Comment by verdverm
18 hours ago
I like to think about it this way, you want to put some high level, table of contents, sparknotes like stuff in the system prompt. This helps warm up the right pathways. In this, you also need to inform that there are more things it may need, depending on "context", through filesystem traversal or search tools, the difference is unimportant, other than most things outside of coding typically don't do filesystem things the same way
The amount of discussion and "novel" text formats that accomplish the same thing since 2022 is insane. Nobody knows how to extract the most value out of this tech, yet everyone talks like they do. If these aren't signs of a bubble, I don't know what is.

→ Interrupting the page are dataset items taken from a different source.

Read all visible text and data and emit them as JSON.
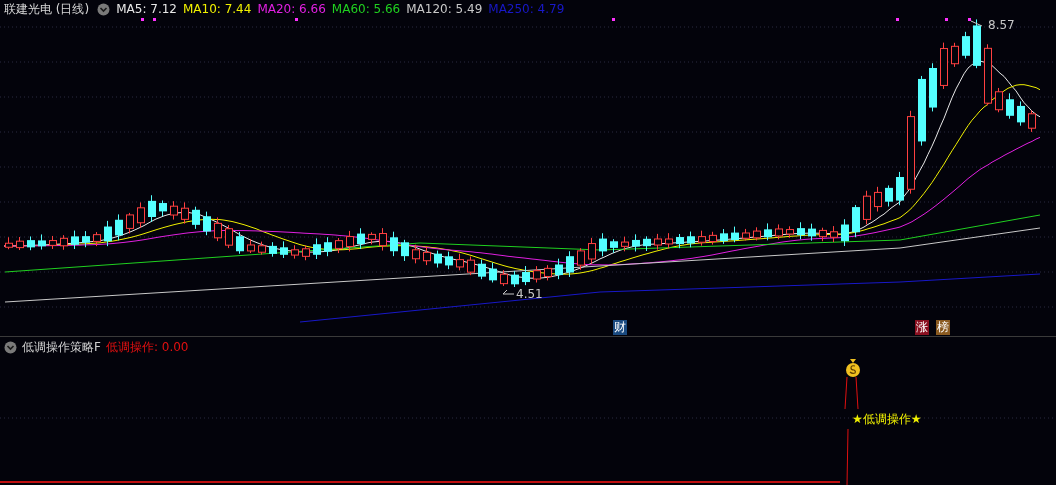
{
  "main_chart": {
    "title": "联建光电 (日线)",
    "ma_legend": [
      {
        "label": "MA5: 7.12",
        "color": "#e8e8e8"
      },
      {
        "label": "MA10: 7.44",
        "color": "#f0f000"
      },
      {
        "label": "MA20: 6.66",
        "color": "#e020e0"
      },
      {
        "label": "MA60: 5.66",
        "color": "#20d020"
      },
      {
        "label": "MA120: 5.49",
        "color": "#c8c8c8"
      },
      {
        "label": "MA250: 4.79",
        "color": "#1818c8"
      }
    ],
    "high_label": "8.57",
    "low_label": "4.51",
    "event_markers": [
      {
        "label": "财",
        "color": "#1a4a80"
      },
      {
        "label": "涨",
        "color": "#8a1020"
      },
      {
        "label": "榜",
        "color": "#8a5a20"
      }
    ]
  },
  "indicator_panel": {
    "title": "低调操作策略F",
    "value": "低调操作: 0.00",
    "signal_label": "★低调操作★"
  }
}
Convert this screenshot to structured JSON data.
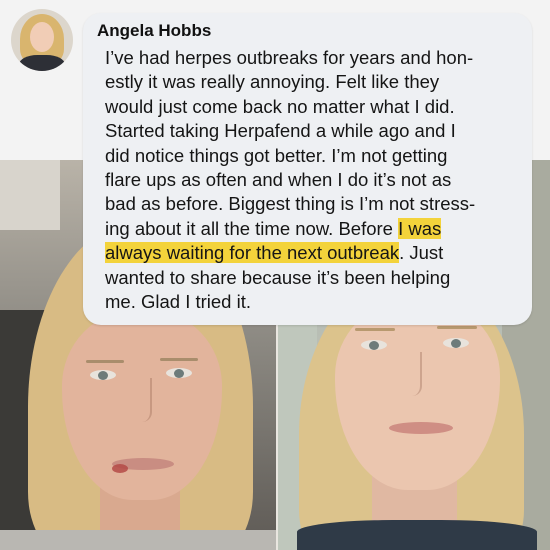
{
  "comment": {
    "author": "Angela Hobbs",
    "text_before": "I’ve had herpes outbreaks for years and hon-\nestly it was really annoying. Felt like they\nwould just come back no matter what I did.\nStarted taking Herpafend a while ago and I\ndid notice things got better. I’m not getting\nflare ups as often and when I do it’s not as\nbad as before. Biggest thing is I’m not stress-\ning about it all the time now. Before ",
    "text_highlight": "I was\nalways waiting for the next outbreak",
    "text_after": ". Just\nwanted to share because it’s been helping\nme. Glad I tried it.",
    "highlight_color": "#f3d33b"
  },
  "photos": {
    "left_icon": "before-photo",
    "right_icon": "after-photo"
  },
  "colors": {
    "bubble": "#eef0f3",
    "text": "#151515",
    "hair": "#dcc38c",
    "skin": "#e6bea4"
  }
}
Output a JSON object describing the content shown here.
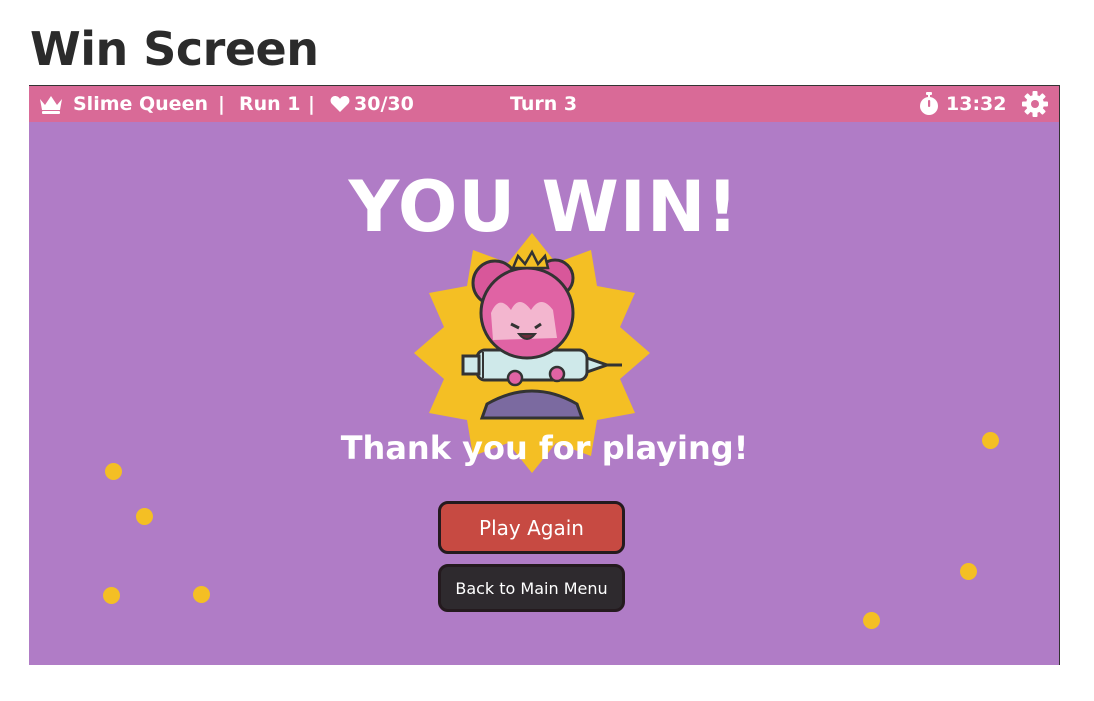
{
  "page": {
    "heading": "Win Screen"
  },
  "hud": {
    "character_name": "Slime Queen",
    "separator": "|",
    "run": "Run 1",
    "health": "30/30",
    "turn": "Turn 3",
    "timer": "13:32",
    "icons": [
      "crown-icon",
      "heart-icon",
      "stopwatch-icon",
      "gear-icon"
    ]
  },
  "result": {
    "title": "YOU WIN!",
    "message": "Thank you for playing!"
  },
  "buttons": {
    "play_again": "Play Again",
    "main_menu": "Back to Main Menu"
  },
  "colors": {
    "background": "#b07cc6",
    "hud": "#d96a97",
    "accent_yellow": "#f4bf24",
    "play_button": "#c74a42",
    "menu_button": "#2e2a2e"
  }
}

1. There is nothing novel in my text formats, I'm just deciding what content and what files
2. I've actually done these things, seen the difference, and share it with others
Yes there are a lot of unknowns and a lot of people speaking from ignorance, but it is a mistake, perhaps even bigotry by definition, to make such blanket statements and judgemental about people
It's a new technology under active development so people are simply sharing what works for them in the given moment.
> If these aren't signs of a bubble, I don't know what is.
This conclusion is incoherent and doesn't follow from any of your premises.
Sure it does. Many people are jumping on ideas and workflows proposed by influencer personalities and companies, without actually evaluating how valid or useful they actually are. TFA makes this clear by saying that they were "betting on skills" and only later determined that they get better performance from a different workflow.
This is very similar to speculative valuations around the web in the late 90s, except this bubble is far larger, more mainstream and personal.
The fact that this is a debate about which Markdown file to put prompt information in is wild. It ultimately all boils down to feeding context to the model, which hasn't fundamentally changed since 2022.